On est donc sur le terrain de la coopération intergouvernementale, quoiqu’elle soit complètement intégrée dans le dispositif institutionnel communautaire. Comment s’établira l’équilibre final ? Qu’est-ce qui l’emportera des principes et objectifs, ou des restrictions dont ils sont assortis ? Difficile à dire tant le dispositif qui résulte du nouveau compromis est alambiqué, ambigu, sinon contradictoire.

2/ Le (léger) renforcement des pouvoirs des parlements nationaux

Le principe de subsidiarité a toujours bonne presse. Mais la contradiction inhérente à sa conception communautaire et la faiblesse de son contrôle n’étaient pas étrangères à la percée du « non ». Aussi le Conseil européen avait-il demandé d’introduire deux améliorations qui, sans toucher au cœur du dispositif communautaire, puissent apaiser un peu les esprits. Elles figurent dans le protocole n° 2.
La première porte sur le délai accordé aux parlements nationaux pour examiner les projets d’actes législatifs et donner un avis motivé sur le respect du principe de subsidiarité : il passe de six à huit semaines.
La seconde institue un mécanisme dit de « contrôle renforcé » de la subsidiarité : si la majorité[6] des parlements nationaux conteste un projet d’acte législatif de la Commission, celle-ci doit le réexaminer. Si elle décide de le maintenir, elle émet un avis motivé qui enclenche une procédure particulière au terme de laquelle l’acte litigieux n’est définitivement retiré que si la majorité du Parlement européen ou 55% des membres du Conseil confirment son incompatibilité avec le principe de subsidiarité.
Fort bien ! Mais n’est-ce pas une fausse fenêtre ? La charge de la preuve repose sur les contestataires alors que le principe de subsidiarité est rédigé de telle sorte que sa critique est à peu près impossible à formaliser juridiquement dans le cadre imparti par les traités ; le délai d’examen reste tellement court que l’on ne voit pas comment les 27 parlements nationaux auraient le temps de se concerter pour parvenir à une position majoritaire ; enfin le dernier mot appartient, encore et toujours, aux instances communautaires qui demeurent juge et partie.

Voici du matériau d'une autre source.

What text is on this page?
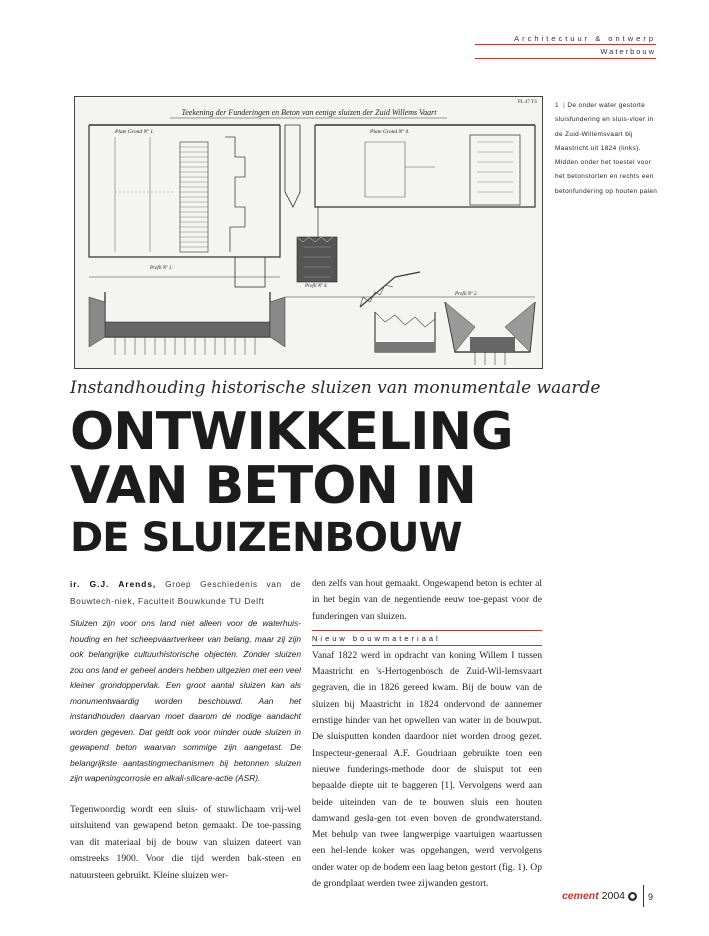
Architectuur & ontwerp
Waterbouw
Teekening der Funderingen en Beton van eenige sluizen der Zuid Willems Vaart
PL.47 TS
Plate Grond Nº 1.	Plate Grond Nº 4.
Profil Nº 1.
Profil Nº 4.
Profil Nº 2.
1 | De onder water gestorte sluisfundering en sluis-vloer in de Zuid-Willemsvaart bij Maastricht uit 1824 (links). Midden onder het toestel voor het betonstorten en rechts een betonfundering op houten palen
Instandhouding historische sluizen van monumentale waarde
ONTWIKKELING
VAN BETON IN
DE SLUIZENBOUW
ir. G.J. Arends, Groep Geschiedenis van de Bouwtech-niek, Faculteit Bouwkunde TU Delft

Sluizen zijn voor ons land niet alleen voor de waterhuis-houding en het scheepvaartverkeer van belang, maar zij zijn ook belangrijke cultuurhistorische objecten. Zonder sluizen zou ons land er geheel anders hebben uitgezien met een veel kleiner grondoppervlak. Een groot aantal sluizen kan als monumentwaardig worden beschouwd. Aan het instandhouden daarvan moet daarom de nodige aandacht worden gegeven. Dat geldt ook voor minder oude sluizen in gewapend beton waarvan sommige zijn aangetast. De belangrijkste aantastingmechanismen bij betonnen sluizen zijn wapeningcorrosie en alkali-silicare-actie (ASR).

Tegenwoordig wordt een sluis- of stuwlichaam vrij-wel uitsluitend van gewapend beton gemaakt. De toe-passing van dit materiaal bij de bouw van sluizen dateert van omstreeks 1900. Voor die tijd werden bak-steen en natuursteen gebruikt. Kleine sluizen wer-

den zelfs van hout gemaakt. Ongewapend beton is echter al in het begin van de negentiende eeuw toe-gepast voor de funderingen van sluizen.

Nieuw bouwmateriaal

Vanaf 1822 werd in opdracht van koning Willem I tussen Maastricht en 's-Hertogenbosch de Zuid-Wil-lemsvaart gegraven, die in 1826 gereed kwam. Bij de bouw van de sluizen bij Maastricht in 1824 ondervond de aannemer ernstige hinder van het opwellen van water in de bouwput. De sluisputten konden daardoor niet worden droog gezet. Inspecteur-generaal A.F. Goudriaan gebruikte toen een nieuwe funderings-methode door de sluisput tot een bepaalde diepte uit te baggeren [1]. Vervolgens werd aan beide uiteinden van de te bouwen sluis een houten damwand gesla-gen tot even boven de grondwaterstand. Met behulp van twee langwerpige vaartuigen waartussen een hel-lende koker was opgehangen, werd vervolgens onder water op de bodem een laag beton gestort (fig. 1). Op de grondplaat werden twee zijwanden gestort.

cement 2004 ● 9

3/ Une amorce d’encadrement des compétences communautaires et de la Cour de justice

S’il est un principe général du droit international communément admis et dont l’article 55 de notre Constitution se fait l’écho, c’est bien que « les traités ou accords internationaux régulièrement ratifiés ou approuvés ont une autorité supérieure à celle des lois ». On a eu l’occasion de montrer aussi à quelles dérives pouvait conduire la logique purement juridique d’application de ce principe quand s’ajoutent aux traités un droit dérivé et une Cour de justice. En principe chargée de veiller à leur respect, celle-ci se comporte en pratique comme un militant de l’intégration et de la communautarisation. Un arrêt de la CJUE rendu en septembre 2005 [7] contre le Conseil a cependant fait déborder le vase. Aussi le Conseil a-t-il souhaité la pose de plusieurs garde-fous.
Ils y sont et leur présence est quand même susceptible d’infléchir la trajectoire antérieure. Ils sont de deux ordres.
D’abord une série de rappels sur le respect des compétences respectives de l’Union et des États membres. Outre celui que l’on vient de mentionner à propos de la politique étrangère, la CIG a adopté deux déclaration interprétatives :
  • « le fait que l’Union a une personnalité juridique ne l’autorisera en aucun cas à légiférer ou à agir au-delà des compétences que les États membres lui ont attribuées dans les traités » (déclaration n° 32);
  • même si les compétences de l’Union sont nombreuses et vastes, le principe d’attribution empêche que cette énumération puisse « constituer un fondement pour élargir le domaine des compétences de l’Union au-delà du cadre général résultant de l’ensemble des traités, et en particulier de celles qui définissent les actions et les misions de l’Union » (déclaration n° 37).
Ensuite, a été supprimé l’article de principe qui, dans l’ex-TCE, avait heurté beaucoup de gens et contribué à l’émergence du « non » par le bouleversement qu’il exprimait. Cet article déclarait que « la Constitution et le droit adopté par les institutions de l’Union, dans l’exercice des compétences qui sont attribuées à celle-ci, priment le droit des États membres ».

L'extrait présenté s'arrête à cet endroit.